JOURNAL ARTICLE
REVIEW

Intraocular Lens Power Formulas, Biometry, and Intraoperative Aberrometry: A Review

Jack X Kane, David F Chang
Ophthalmology 2021, 128 (11): e94-e114
32798526
The refractive outcome of cataract surgery is influenced by the choice of intraocular lens (IOL) power formula and the accuracy of the various devices used to measure the eye (including intraoperative aberrometry [IA]). This review aimed to cover the breadth of literature over the previous 10 years, focusing on 3 main questions: (1) What IOL power formulas currently are available and which is the most accurate? (2) What biometry devices are available, do the measurements they obtain differ from one another, and will this cause a clinically significant change in IOL power selection? and (3) Does IA improve refractive outcomes? A literature review was performed by searching the PubMed database for articles on each of these topics that identified 1313 articles, of which 166 were included in the review. For IOL power formulas, the Kane formula was the most accurate formula over the entire axial length (AL) spectrum and in both the short eye (AL, ≤22.0 mm) and long eye (AL, ≥26.0 mm) subgroups. Other formulas that performed well in the short-eye subgroup were the Olsen (4-factor), Haigis, and Hill-radial basis function (RBF) 1.0. In the long-eye group, the other formulas that performed well included the Barrett Universal II (BUII), Olsen (4-factor), or Holladay 1 with Wang-Koch adjustment. All biometry devices delivered highly reproducible measurements, and most comparative studies showed little difference in the average measures for all the biometric variables between devices.
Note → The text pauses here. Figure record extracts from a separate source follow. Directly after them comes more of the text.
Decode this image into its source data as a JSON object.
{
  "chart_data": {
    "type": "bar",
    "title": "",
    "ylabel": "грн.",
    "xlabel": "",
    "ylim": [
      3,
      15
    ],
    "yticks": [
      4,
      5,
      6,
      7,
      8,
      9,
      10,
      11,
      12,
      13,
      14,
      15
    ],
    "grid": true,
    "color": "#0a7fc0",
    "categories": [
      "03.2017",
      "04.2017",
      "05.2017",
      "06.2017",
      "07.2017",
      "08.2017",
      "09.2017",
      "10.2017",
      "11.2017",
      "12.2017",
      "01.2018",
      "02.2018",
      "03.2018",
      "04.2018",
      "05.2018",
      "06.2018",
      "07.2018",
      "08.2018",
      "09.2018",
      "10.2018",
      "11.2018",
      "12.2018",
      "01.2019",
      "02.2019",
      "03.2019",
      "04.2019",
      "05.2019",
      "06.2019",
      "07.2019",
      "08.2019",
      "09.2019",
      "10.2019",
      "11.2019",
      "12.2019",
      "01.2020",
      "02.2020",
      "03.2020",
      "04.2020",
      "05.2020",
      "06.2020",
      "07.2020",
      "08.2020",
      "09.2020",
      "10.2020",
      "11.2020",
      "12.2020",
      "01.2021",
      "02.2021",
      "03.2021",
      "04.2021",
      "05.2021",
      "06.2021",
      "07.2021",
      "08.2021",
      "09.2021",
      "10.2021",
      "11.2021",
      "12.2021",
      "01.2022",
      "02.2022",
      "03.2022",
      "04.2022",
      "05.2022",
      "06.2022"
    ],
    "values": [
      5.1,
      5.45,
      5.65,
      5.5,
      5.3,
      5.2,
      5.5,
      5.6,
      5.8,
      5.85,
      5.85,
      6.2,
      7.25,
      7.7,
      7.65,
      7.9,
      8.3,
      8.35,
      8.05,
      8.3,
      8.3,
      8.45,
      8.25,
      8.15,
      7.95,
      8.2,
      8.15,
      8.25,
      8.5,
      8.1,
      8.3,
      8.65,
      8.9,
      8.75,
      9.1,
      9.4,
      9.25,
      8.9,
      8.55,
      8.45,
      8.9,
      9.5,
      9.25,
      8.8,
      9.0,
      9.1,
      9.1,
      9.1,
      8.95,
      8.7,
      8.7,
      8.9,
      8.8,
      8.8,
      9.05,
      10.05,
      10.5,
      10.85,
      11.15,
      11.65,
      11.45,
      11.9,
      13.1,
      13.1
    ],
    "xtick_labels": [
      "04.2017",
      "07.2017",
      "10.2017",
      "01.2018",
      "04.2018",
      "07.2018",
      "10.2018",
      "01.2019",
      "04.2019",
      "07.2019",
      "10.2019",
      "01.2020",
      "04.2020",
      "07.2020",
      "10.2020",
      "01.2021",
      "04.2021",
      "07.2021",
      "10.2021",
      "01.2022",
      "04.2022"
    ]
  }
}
The differences seen resulted in minimal clinically significant effects on IOL power selection. The main difference found between devices was the ability to measure successfully through dense cataracts, with swept-source OCT-based machines performing better than partial coherence interferometry and optical low-coherence reflectometry devices. Intraoperative aberrometry generally improved outcomes for spherical and toric IOLs in eyes both with and without prior refractive surgery when the BUII and Hill-RBF, Barrett toric calculator, or Barrett True-K formulas were not used. When they were used, IA did not result in better outcomes.